The camaraderie felt nearly palpable, or at least in a sarcastic sense. Regardless, William waved off the jab for a moment to gesture toward the petri dish. “They thought, ‘Why would we need replicators if we could make food replicate itself?’ Amateurish,” William scoffed, “They tampered with a replicator, spliced whatever element they deemed appropriate with this here banana and thought it’d just suddenly work. Bless their hearts.” Faulty science. Well, not faulty. It was sound logic, just the methods used were seen as deplorable. A few experiments - lousy ones - didn’t suddenly mean full success. Failure, in science, was a necessary application. Both William and Caelum knew that well enough, though Will assumed Dr. Cassidy’s failures had a more immediate impact.
“Contaminated a nice section of our emergency supply with a great, big ol’ dose of radiation.” William finished with a pause, and then, “By the way, how was your day, good Doc? Nah, I don’t really care. Come help me ‘fore I scalp myself.”
“This is grunt work. Friends don’t ask friends to do grunt work,” Caelum noted, as if Hackett didn’t already know, but took the necessary steps to the nearest free lab space, rolling up his sleeves. “You’ve got me for thirty minutes before I have to go do, you know, medical duties. Check-ups. And, in return for this––” Caelum, since it seemed to be the done thing, gestured at the petri dish. He didn’t even know what mysterious splicing it contained yet, but he could only assume it to be bad. “First: you owe me help in the medical lab; I’m doing some research and I need a half-decent lab partner. Grunt work for grunt work.”
He paused, then offered a fleeting grin. “Second: cards when you’re free? It’s weird being back after shore leave; I could use something to keep me busy.”
After the recent years, the parents’ death, the return to Starfleet, the coming onto the Orion, it felt nice having something familiar to fall back to. Of course, William refused to acknowledge that out of some dumb masculine pride - or rather, he’d rather not feed Caelum’s non-existent ego.
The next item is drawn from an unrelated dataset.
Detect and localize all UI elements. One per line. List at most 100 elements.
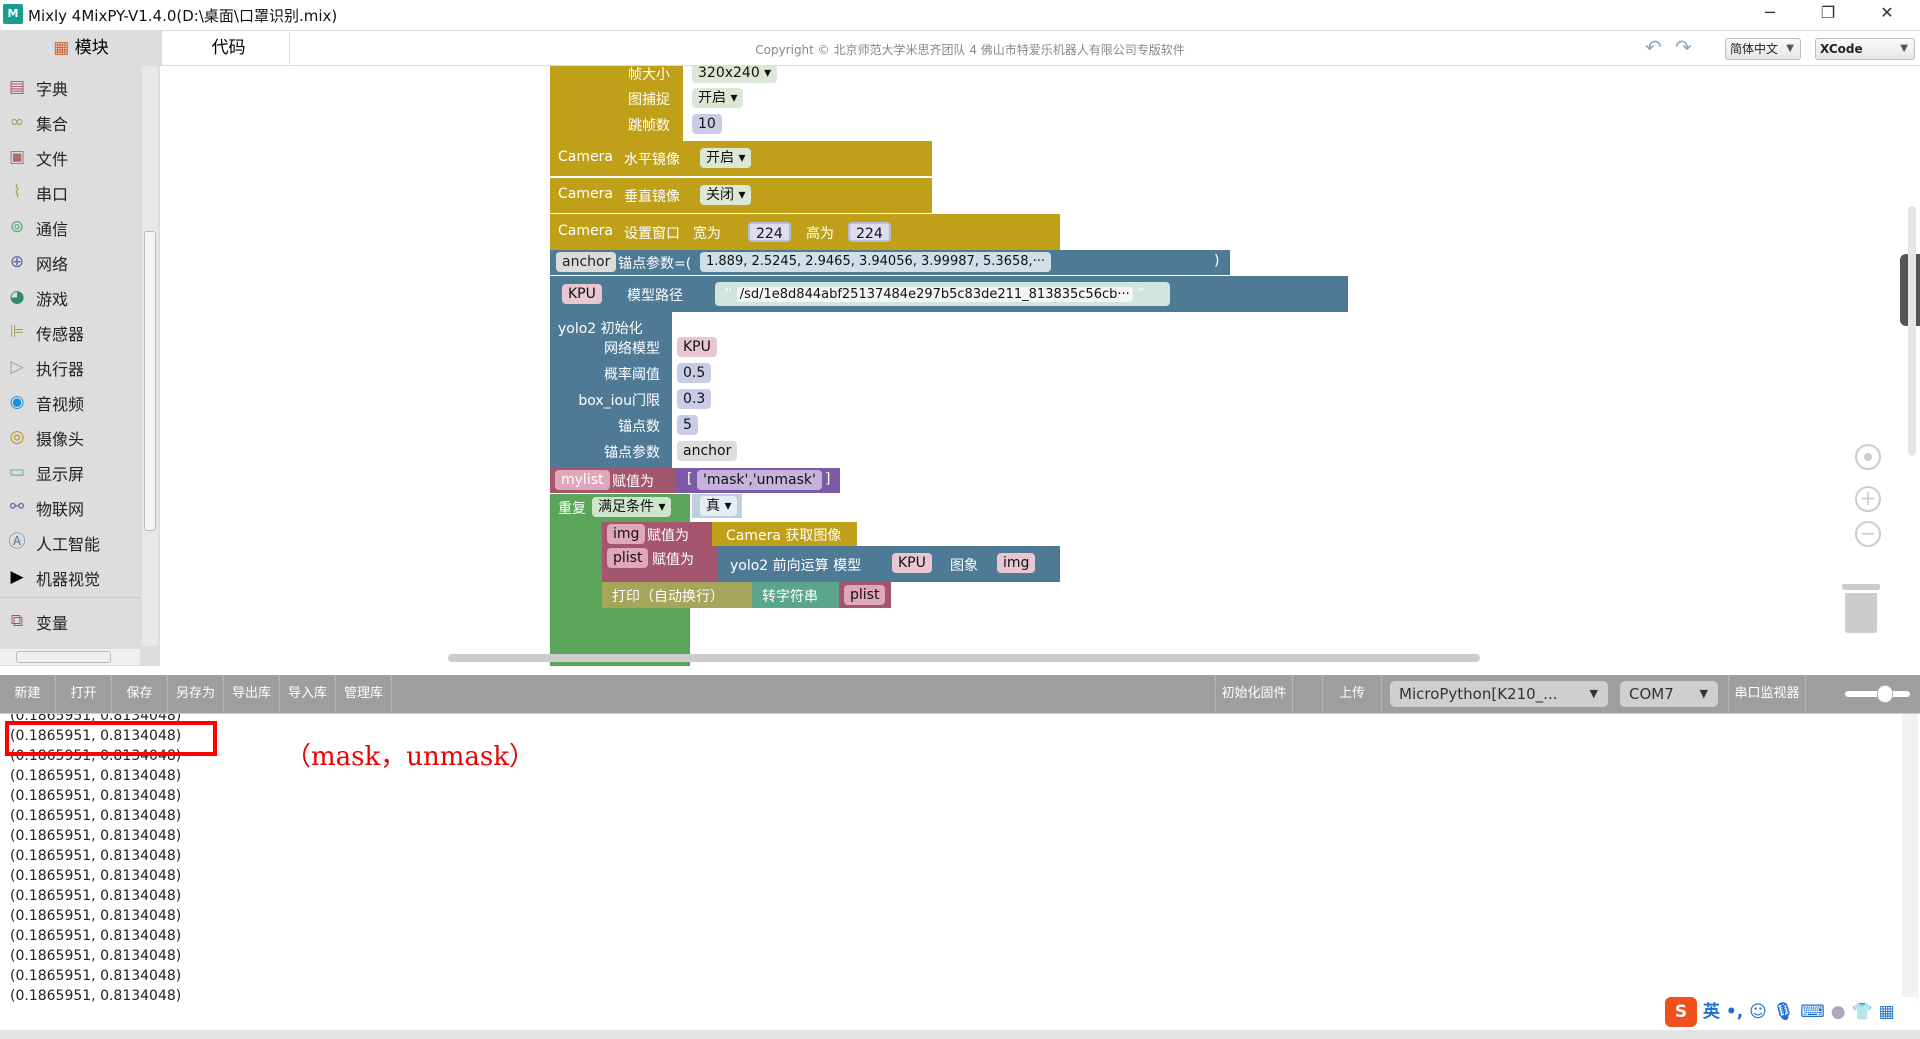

He smiled still and dug into work, letting the triviality lull him into a relaxed state. “You got yourself a deal, pardner,” William nodded, “I can’t deny any chance of takin’ all your hard earned spirits. And I mean both: your competitive spirit and that whiskey I know you got hidin’ in your quarters.”
At that, Caelum could only marvel. “You really are a stereotype.”
“I do make my mama proud. Did. I did. Whatever. Shut up, yer Euro slang’s trippin’ me up.”